Uncle Vernon roared. Pulling Aunt Petunia and Dudley into the other room, he cast one last terrified look at Hagrid and slammed the door behind them.
Hagrid looked down at his umbrella and stroked his beard.
"Shouldn'ta lost me temper," he said ruefully, "but it didn't work anyway. Meant ter turn him into a pig, but I suppose he was so much like a pig anyway there wasn't much left ter do."
He cast a sideways look at Harry under his bushy eyebrows.
"Be grateful if yeh didn't mention that ter anyone at Hogwarts," he said. "I'm - er - not supposed ter do magic, strictly speakin'. I was allowed ter do a bit ter follow yeh an' get yer letters to yeh an' stuff - one o' the reasons I was so keen ter take on the job."
'What an idiot. Why was he sent anyways? A teacher is supposed to be sent.' "Why aren't you supposed to do magic?" asked Harry.

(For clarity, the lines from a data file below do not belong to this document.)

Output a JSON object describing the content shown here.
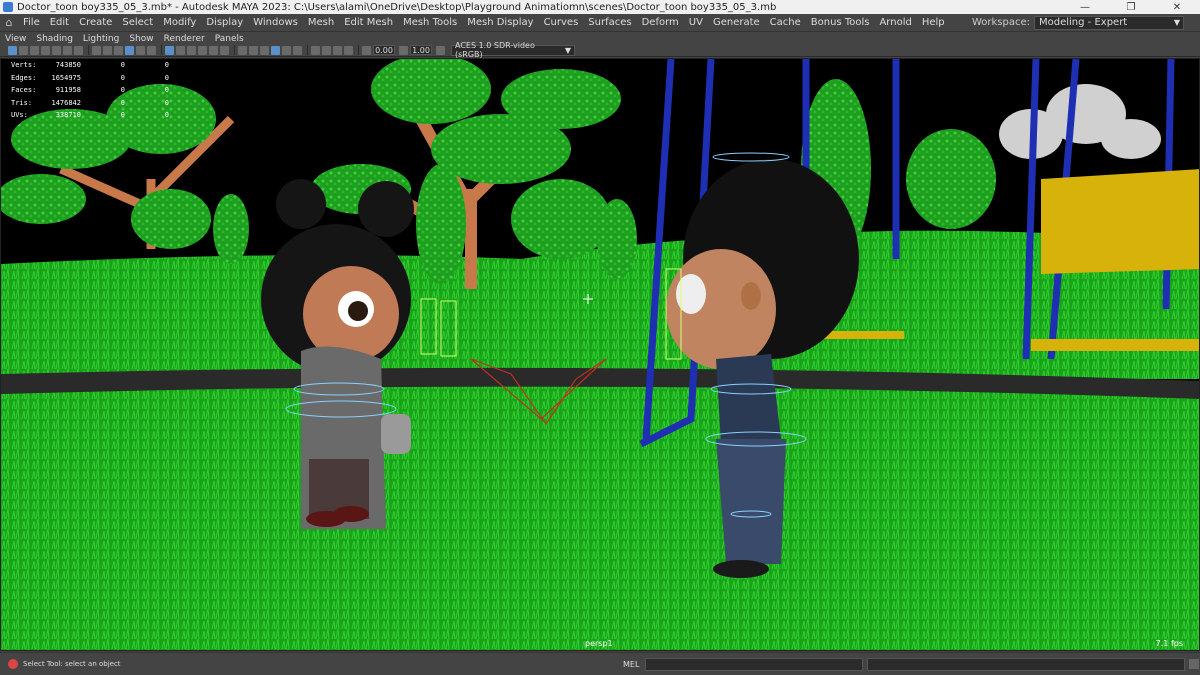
{
  "window": {
    "title": "Doctor_toon boy335_05_3.mb* - Autodesk MAYA 2023: C:\\Users\\alami\\OneDrive\\Desktop\\Playground Animatiomn\\scenes\\Doctor_toon boy335_05_3.mb",
    "minimize_glyph": "—",
    "maximize_glyph": "❐",
    "close_glyph": "✕"
  },
  "menubar": {
    "items": [
      "File",
      "Edit",
      "Create",
      "Select",
      "Modify",
      "Display",
      "Windows",
      "Mesh",
      "Edit Mesh",
      "Mesh Tools",
      "Mesh Display",
      "Curves",
      "Surfaces",
      "Deform",
      "UV",
      "Generate",
      "Cache",
      "Bonus Tools",
      "Arnold",
      "Help"
    ],
    "workspace_label": "Workspace:",
    "workspace_value": "Modeling - Expert"
  },
  "panel_menu": {
    "items": [
      "View",
      "Shading",
      "Lighting",
      "Show",
      "Renderer",
      "Panels"
    ]
  },
  "panel_toolbar": {
    "exposure": "0.00",
    "gamma": "1.00",
    "color_space": "ACES 1.0 SDR-video (sRGB)"
  },
  "viewport": {
    "hud": [
      {
        "label": "Verts:",
        "value": "743850",
        "selected": "0",
        "tris": "0"
      },
      {
        "label": "Edges:",
        "value": "1654975",
        "selected": "0",
        "tris": "0"
      },
      {
        "label": "Faces:",
        "value": "911958",
        "selected": "0",
        "tris": "0"
      },
      {
        "label": "Tris:",
        "value": "1476842",
        "selected": "0",
        "tris": "0"
      },
      {
        "label": "UVs:",
        "value": "338710",
        "selected": "0",
        "tris": "0"
      }
    ],
    "camera": "persp1",
    "fps": "7.1 fps"
  },
  "statusbar": {
    "help_line": "Select Tool: select an object",
    "mel_label": "MEL"
  },
  "colors": {
    "grass": "#1fae1f",
    "sky": "#000000",
    "tree_foliage": "#2dbb2d",
    "tree_trunk": "#c8794a",
    "swing_frame": "#1e2fb4"
  }
}
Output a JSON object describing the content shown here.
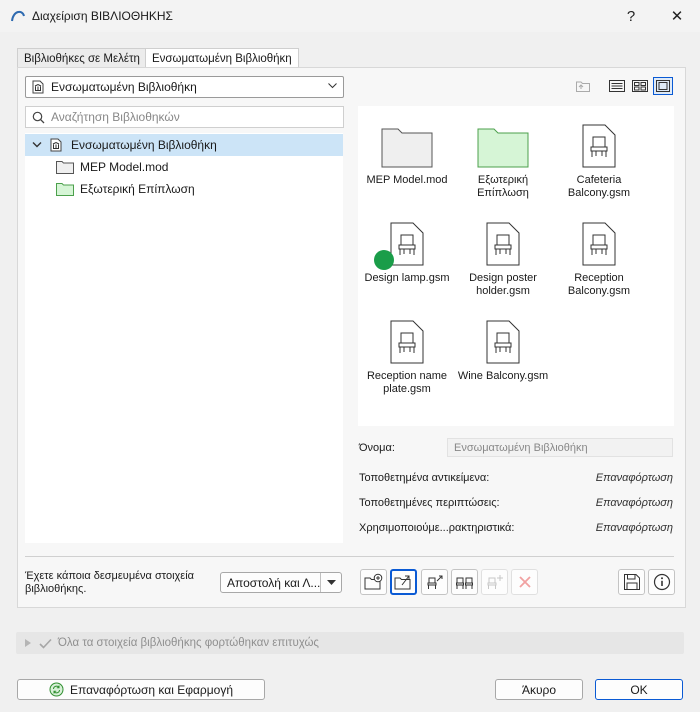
{
  "window": {
    "title": "Διαχείριση ΒΙΒΛΙΟΘΗΚΗΣ",
    "help_glyph": "?",
    "close_glyph": "✕"
  },
  "tabs": [
    {
      "label": "Βιβλιοθήκες σε Μελέτη",
      "active": false
    },
    {
      "label": "Ενσωματωμένη Βιβλιοθήκη",
      "active": true
    }
  ],
  "library_select": {
    "value": "Ενσωματωμένη Βιβλιοθήκη"
  },
  "search": {
    "placeholder": "Αναζήτηση Βιβλιοθηκών"
  },
  "tree": {
    "root": {
      "label": "Ενσωματωμένη Βιβλιοθήκη",
      "icon": "library-icon"
    },
    "children": [
      {
        "label": "MEP Model.mod",
        "icon": "folder-gray-icon"
      },
      {
        "label": "Εξωτερική Επίπλωση",
        "icon": "folder-green-icon"
      }
    ]
  },
  "grid_items": [
    {
      "label": "MEP Model.mod",
      "type": "folder-gray"
    },
    {
      "label": "Εξωτερική Επίπλωση",
      "type": "folder-green"
    },
    {
      "label": "Cafeteria Balcony.gsm",
      "type": "file"
    },
    {
      "label": "Design lamp.gsm",
      "type": "file",
      "status": "placed"
    },
    {
      "label": "Design poster holder.gsm",
      "type": "file"
    },
    {
      "label": "Reception Balcony.gsm",
      "type": "file"
    },
    {
      "label": "Reception name plate.gsm",
      "type": "file"
    },
    {
      "label": "Wine Balcony.gsm",
      "type": "file"
    }
  ],
  "properties": {
    "name_label": "Όνομα:",
    "name_value": "Ενσωματωμένη Βιβλιοθήκη",
    "rows": [
      {
        "label": "Τοποθετημένα αντικείμενα:",
        "value": "Επαναφόρτωση"
      },
      {
        "label": "Τοποθετημένες περιπτώσεις:",
        "value": "Επαναφόρτωση"
      },
      {
        "label": "Χρησιμοποιούμε...ρακτηριστικά:",
        "value": "Επαναφόρτωση"
      }
    ]
  },
  "reserved": {
    "message": "Έχετε κάποια δεσμευμένα στοιχεία βιβλιοθήκης.",
    "action_select": "Αποστολή και Λ..."
  },
  "status": {
    "message": "Όλα τα στοιχεία βιβλιοθήκης φορτώθηκαν επιτυχώς"
  },
  "footer": {
    "reload_label": "Επαναφόρτωση και Εφαρμογή",
    "cancel_label": "Άκυρο",
    "ok_label": "OK"
  },
  "colors": {
    "accent": "#0a5ad4",
    "selection": "#cce4f7",
    "green_folder": "#d6f5d6",
    "placed_dot": "#1a9d49"
  }
}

"Oh, well - I was at Hogwarts meself but I - er - got expelled, ter tell yeh the truth. In me third year. They snapped me wand in half an' everything. But Dumbledore let me stay on as gamekeeper. Great man, Dumbledore."
"Why were you expelled?"
"It's gettin' late and we've got lots ter do tomorrow," said Hagrid loudly. "Gotta get up ter town, get all yer books an' that."
He took off his thick black coat and threw it to Harry, who tried not to cringe.
"You can kip under that," he said. "Don' mind if it wriggles a bit, I think I still got a couple o' dormice in one o' the pockets."